There are about 80 known autoimmune disorders affecting 5-8 per cent of the population worldwide.1 These range through psoriasis, rheumatoid arthritis and coeliac disease (affecting about one in 100 people), type 1 diabetes, multiple sclerosis and rheumatic heart disease (affecting about one in 1000), and ulcerative colitis and Crohn’s disease (affecting one in 10,000) and more rare diseases.2
Autoimmune diseases are identified by the presence of autoantibodies, which attack the body’s own cells. Some autoimmune disorders are clearly linked to autoantibodies, others generate autoantibodies but the link between them and the pathology of the disease is unclear. Another group of diseases, such as psoriasis and ulcerative colitis, have no clearly identified autoantibodies but respond well to immune-modifying treatments.2
Autoimmunity occurs where the T- and B-lymphocytes stop distinguishing “self” from “non-self” and begin generating antibodies and immune memory cells against the body’s own tissues. This can cause body-wide effects, such as systemic lupus erythematosus, or target a single organ as with type 1 diabetes.
Despite considerable understanding of the mechanisms and genetics of some autoimmune diseases, our understanding of the triggers for these diseases and their subsequent development is poor.1 Study of the human genome has identified genes that predict inherited autoimmune risk. The greatest predictor of severe disease is found in HLA genes that code for the human leukocyte antigen – a molecule on the surface of all body cells that helps to identify them as “self”.1 Other genetic screens have identified other more disease-specific variant genes coding for different molecules. As further detail of these variant types emerges, they could potentially be treated through gene-editing technologies such as CRISPR.
Environmental factors (such as smoking, obesity, diet and infection) are known to increase risk, but the mechanisms by which they cause autoimmune disease are not understood. It is thought that they may directly damage or alter the immune system but also cause damage to body tissues that further trigger autoimmune responses and delay healing – setting up a cycle of inflammation, tissue damage and immune attack.1
Studies have shown a link between some autoimmune disorders and the microbiome of the gut and/or skin. This may be due to changes in, or abnormal, microbiota, escape of bacteria from the gut into the body, or cross-talk between certain species of microbiota and the person’s immune system. Dietary intake may affect risk of autoimmune disease via its effects on the microbiota. For example, fasting and calorie restriction in animal models affect immune cell types and their distribution in the body, reducing risk of autoimmune disorders.1
The past two decades have seen huge gains in the management of autoimmune disease through the development of monoclonal antibodies…
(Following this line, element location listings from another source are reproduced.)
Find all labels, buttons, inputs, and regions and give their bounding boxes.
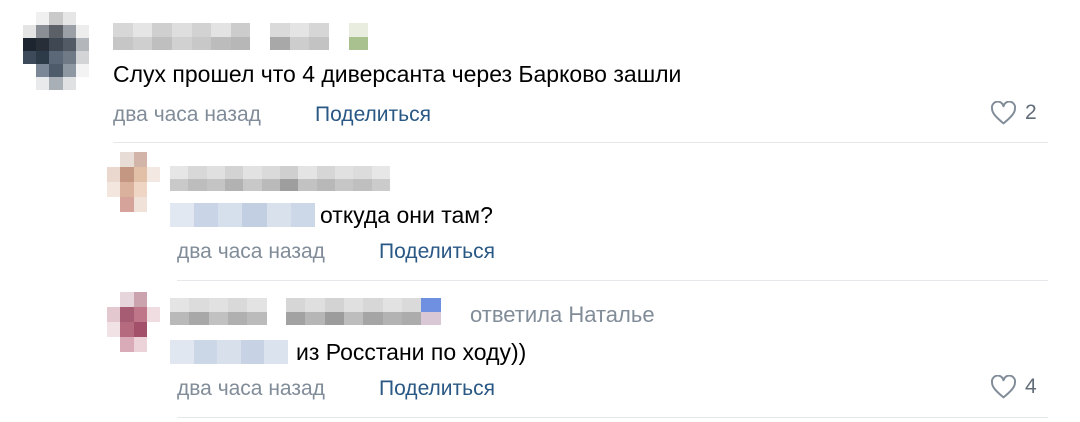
comment-timestamp[interactable]: два часа назад <box>177 240 325 264</box>
avatar[interactable] <box>107 292 160 352</box>
reply-mention[interactable] <box>170 203 315 227</box>
like-button[interactable]: 2 <box>990 101 1037 125</box>
heart-outline-icon <box>990 375 1017 399</box>
replied-to-label[interactable]: ответила Наталье <box>470 302 655 328</box>
share-link[interactable]: Поделиться <box>379 240 495 264</box>
reply-mention[interactable] <box>170 340 288 364</box>
comment-timestamp[interactable]: два часа назад <box>113 103 261 127</box>
comment-text: Слух прошел что 4 диверсанта через Барко… <box>113 61 682 87</box>
author-name[interactable] <box>113 23 388 50</box>
author-name[interactable] <box>170 166 390 191</box>
comment-text: из Росстани по ходу)) <box>296 339 527 365</box>
divider <box>113 142 1048 143</box>
like-count: 2 <box>1025 101 1037 124</box>
divider <box>177 280 1048 281</box>
share-link[interactable]: Поделиться <box>379 377 495 401</box>
like-button[interactable]: 4 <box>990 375 1037 399</box>
heart-outline-icon <box>990 101 1017 125</box>
divider <box>177 417 1048 418</box>
share-link[interactable]: Поделиться <box>315 103 431 127</box>
comment-text: откуда они там? <box>320 202 493 228</box>
comment-timestamp[interactable]: два часа назад <box>177 377 325 401</box>
avatar[interactable] <box>23 12 89 90</box>
like-count: 4 <box>1025 375 1037 398</box>
avatar[interactable] <box>107 152 160 212</box>
author-name[interactable] <box>170 298 460 325</box>
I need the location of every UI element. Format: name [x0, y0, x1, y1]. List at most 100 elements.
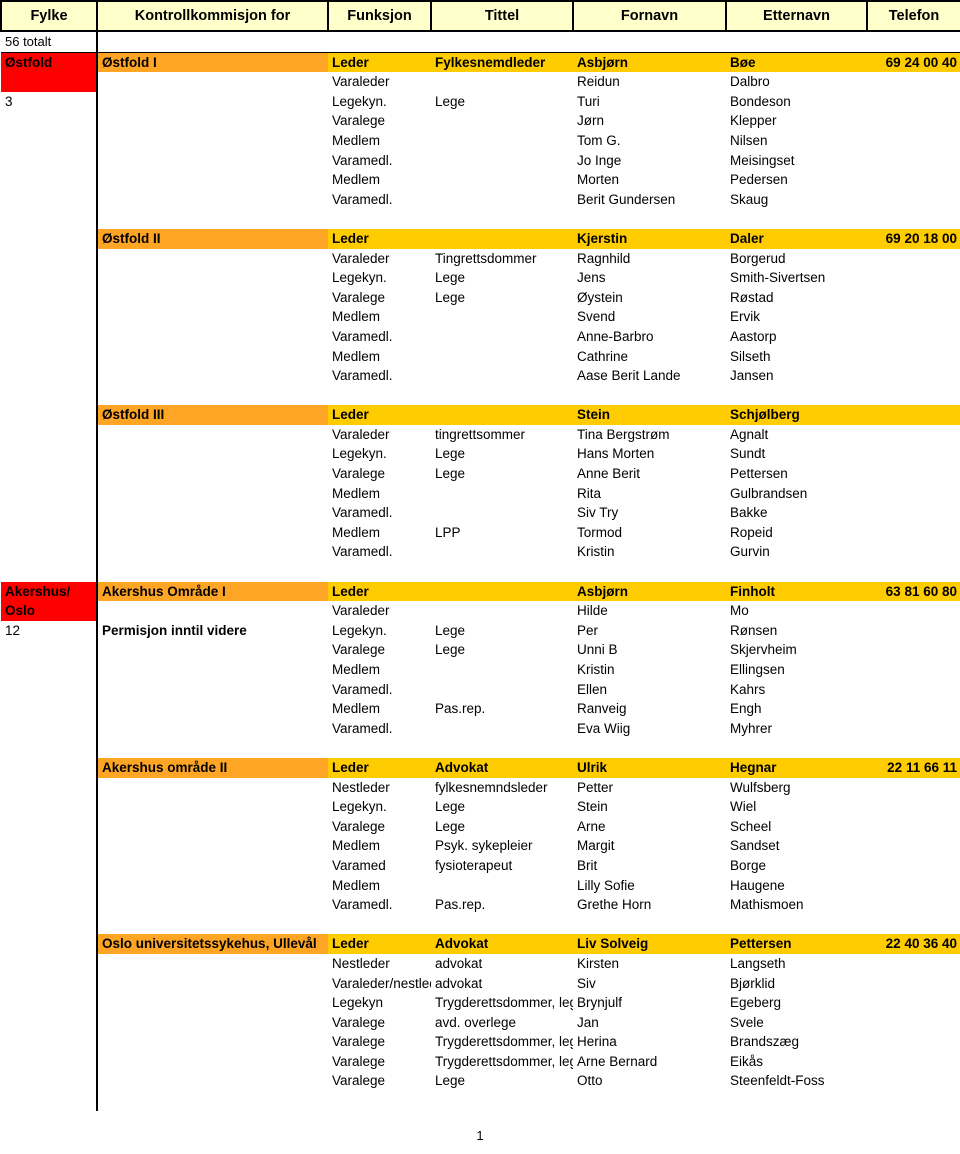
member-fornavn-cell: Reidun: [577, 74, 620, 90]
commission-blank-cell: [97, 484, 328, 504]
fylke-spacer-cell: [1, 875, 98, 896]
totals-empty-cell: [726, 31, 867, 53]
commission-tittel-cell: Advokat: [431, 934, 573, 954]
fylke-spacer-cell: [1, 738, 98, 758]
commission-blank-cell: [97, 1071, 328, 1091]
member-row: Varalege Lege Anne Berit Pettersen: [1, 464, 960, 484]
member-fornavn-cell: Turi: [577, 93, 600, 109]
commission-name-cell: Akershus område II: [97, 757, 328, 778]
member-telefon-cell: [867, 836, 960, 856]
member-funksjon-cell: Medlem: [332, 485, 381, 501]
member-funksjon-cell: Varalege: [332, 1073, 386, 1089]
member-row: Medlem Kristin Ellingsen: [1, 660, 960, 680]
fylke-spacer-cell: [1, 1012, 98, 1033]
column-header-tittel: Tittel: [430, 0, 574, 32]
totals-empty-cell: [97, 31, 328, 53]
commission-blank-cell: [97, 111, 328, 131]
member-funksjon-cell: Medlem: [332, 838, 381, 854]
member-telefon-cell: [867, 523, 960, 543]
spacer-cell: [573, 386, 726, 406]
member-fornavn-cell: Siv Try: [577, 505, 619, 521]
spacer-cell: [573, 562, 726, 582]
commission-blank-cell: [97, 444, 328, 464]
commission-blank-cell: [97, 503, 328, 523]
member-fornavn-cell: Tormod: [577, 524, 623, 540]
commission-fornavn-cell: Kjerstin: [573, 228, 726, 249]
commission-telefon-cell: 69 24 00 40: [867, 52, 960, 73]
member-row: Varamedl. Kristin Gurvin: [1, 542, 960, 563]
member-telefon-cell: [867, 131, 960, 151]
member-tittel-cell: Tingrettsdommer: [435, 250, 537, 266]
member-fornavn-cell: Ellen: [577, 681, 608, 697]
fylke-spacer-cell: [1, 660, 98, 680]
member-funksjon-cell: Varalege: [332, 1053, 386, 1069]
spacer-cell: [726, 562, 867, 582]
member-tittel-cell: [431, 327, 573, 347]
commission-blank-cell: [97, 836, 328, 856]
member-fornavn-cell: Ragnhild: [577, 250, 631, 266]
commission-blank-cell: [97, 1052, 328, 1072]
member-telefon-cell: [867, 484, 960, 504]
member-funksjon-cell: Medlem: [332, 662, 381, 677]
commission-blank-cell: [97, 425, 328, 445]
member-fornavn-cell: Stein: [577, 799, 608, 815]
member-tittel-cell: Trygderettsdommer, lege: [435, 1034, 573, 1050]
block-spacer-row: [1, 209, 960, 229]
member-etternavn-cell: Sandset: [730, 838, 780, 854]
fylke-spacer-cell: [1, 562, 98, 582]
fylke-spacer-cell: [1, 111, 98, 131]
member-row: Varalege Lege Otto Steenfeldt-Foss: [1, 1071, 960, 1092]
commission-blank-cell: [97, 640, 328, 660]
spacer-cell: [726, 738, 867, 758]
member-row: Nestleder advokat Kirsten Langseth: [1, 953, 960, 974]
member-row: Medlem Lilly Sofie Haugene: [1, 875, 960, 896]
member-funksjon-cell: Legekyn: [332, 995, 384, 1011]
totals-empty-cell: [431, 31, 573, 53]
member-row: Medlem Morten Pedersen: [1, 170, 960, 190]
column-header-fornavn: Fornavn: [572, 0, 727, 32]
member-etternavn-cell: Pedersen: [730, 172, 788, 188]
commission-blank-cell: [97, 307, 328, 327]
member-tittel-cell: [431, 190, 573, 210]
member-etternavn-cell: Agnalt: [730, 426, 769, 442]
member-telefon-cell: [867, 366, 960, 386]
member-row: Medlem Tom G. Nilsen: [1, 130, 960, 151]
member-funksjon-cell: Medlem: [332, 348, 381, 364]
block-spacer-row: [1, 914, 960, 935]
member-tittel-cell: Lege: [435, 289, 466, 305]
member-tittel-cell: [431, 660, 573, 680]
block-spacer-row: [1, 1091, 960, 1111]
column-header-kontrollkommisjon-for: Kontrollkommisjon for: [96, 0, 329, 32]
fylke-spacer-cell: [1, 444, 98, 465]
member-tittel-cell: Pas.rep.: [435, 701, 486, 717]
commission-blank-cell: [97, 249, 328, 269]
member-funksjon-cell: Varamed: [332, 857, 386, 873]
member-fornavn-cell: Kirsten: [577, 955, 620, 971]
member-telefon-cell: [867, 347, 960, 367]
commission-blank-cell: [97, 680, 328, 700]
fylke-spacer-cell: [1, 1091, 98, 1111]
member-fornavn-cell: Anne Berit: [577, 466, 641, 482]
totals-label: 56 totalt: [1, 31, 98, 53]
commission-blank-cell: [97, 542, 328, 562]
commission-funksjon-cell: Leder: [328, 581, 431, 602]
spacer-cell: [97, 915, 328, 935]
member-tittel-cell: Lege: [435, 642, 466, 658]
member-fornavn-cell: Per: [577, 622, 599, 638]
member-tittel-cell: [431, 131, 573, 151]
spacer-cell: [573, 915, 726, 935]
member-row: Medlem LPP Tormod Ropeid: [1, 522, 960, 543]
column-header-fylke: Fylke: [0, 0, 98, 32]
member-tittel-cell: [431, 72, 573, 92]
totals-empty-cell: [867, 31, 960, 53]
member-telefon-cell: [867, 660, 960, 680]
spacer-cell: [726, 915, 867, 935]
member-row: Varalege Lege Unni B Skjervheim: [1, 640, 960, 660]
fylke-spacer-cell: [1, 189, 98, 210]
member-fornavn-cell: Grethe Horn: [577, 897, 652, 913]
member-telefon-cell: [867, 249, 960, 269]
member-telefon-cell: [867, 640, 960, 660]
member-tittel-cell: [431, 484, 573, 504]
commission-blank-cell: [97, 72, 328, 92]
member-etternavn-cell: Røstad: [730, 289, 774, 305]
Current treatments for autoimmune disease involve non-specific immune-modulating drugs with limited efficacy and high risk of side effects due to immune suppression (eg infections, malignancies).1 Generally, patients begin therapy with disease-modulating drugs such as methotrexate (for rheumatoid arthritis) or corticosteroids. The past two decades have seen huge gains in the management of autoimmune disease through the development of monoclonal antibodies – drugs that target signalling molecules in the immune pathway – eg infliximab and tocilizumab. However, these new therapies are also non-specific and have system-wide side effects.
There is a growing body of research directed toward therapies that target individual autoimmune conditions, are patient-centric and that address underlying causes.1
Ultimately, the goal for immunologists is the ability to accurately predict risk of autoimmune disease and prevent or delay its onset. This has already been seen in a small study where a monoclonal antibody against a type of T-cell that attacks insulin-producing pancreatic beta cells in susceptible people, prevented or delayed by an average of two years the onset of type 1 diabetes.3
- Fugger, L., Jensen, L., & Rossjohn, J. (2020). Challenges, progress and prospects of developing therapies to treat autoimmune diseases. Cell, 181(1), 63-80.
- Bender, M., Christiansen, J., & Quick, M. (2021). Autoimmune Disease, by the Numbers. Scientific American 325(3), 31-33. doi:10.1038/scientificamerican0921-31
- Herold, K., Bundy, B., Long, S. A., Bluestone, J., DiMeglio, L., Dufort, M., Gitelman, S., Gottlieb, P., Krischer, J., Linsley, P., Marks, J., Moore, W., Moran, A., Rodriquez, H., Russell, W., Schatz, D., Skyler, J., Tsalikian, E., Wherrett, D., Ziegler, A.-G., Greenbaum, C., & Type 1 Diabetes TrialNet Study Group. (2019). An anti-CD3 antibody, Teplizumab, in relatives at risk for type 1 diabetes. New England Journal of Medicine. 381, 603-613.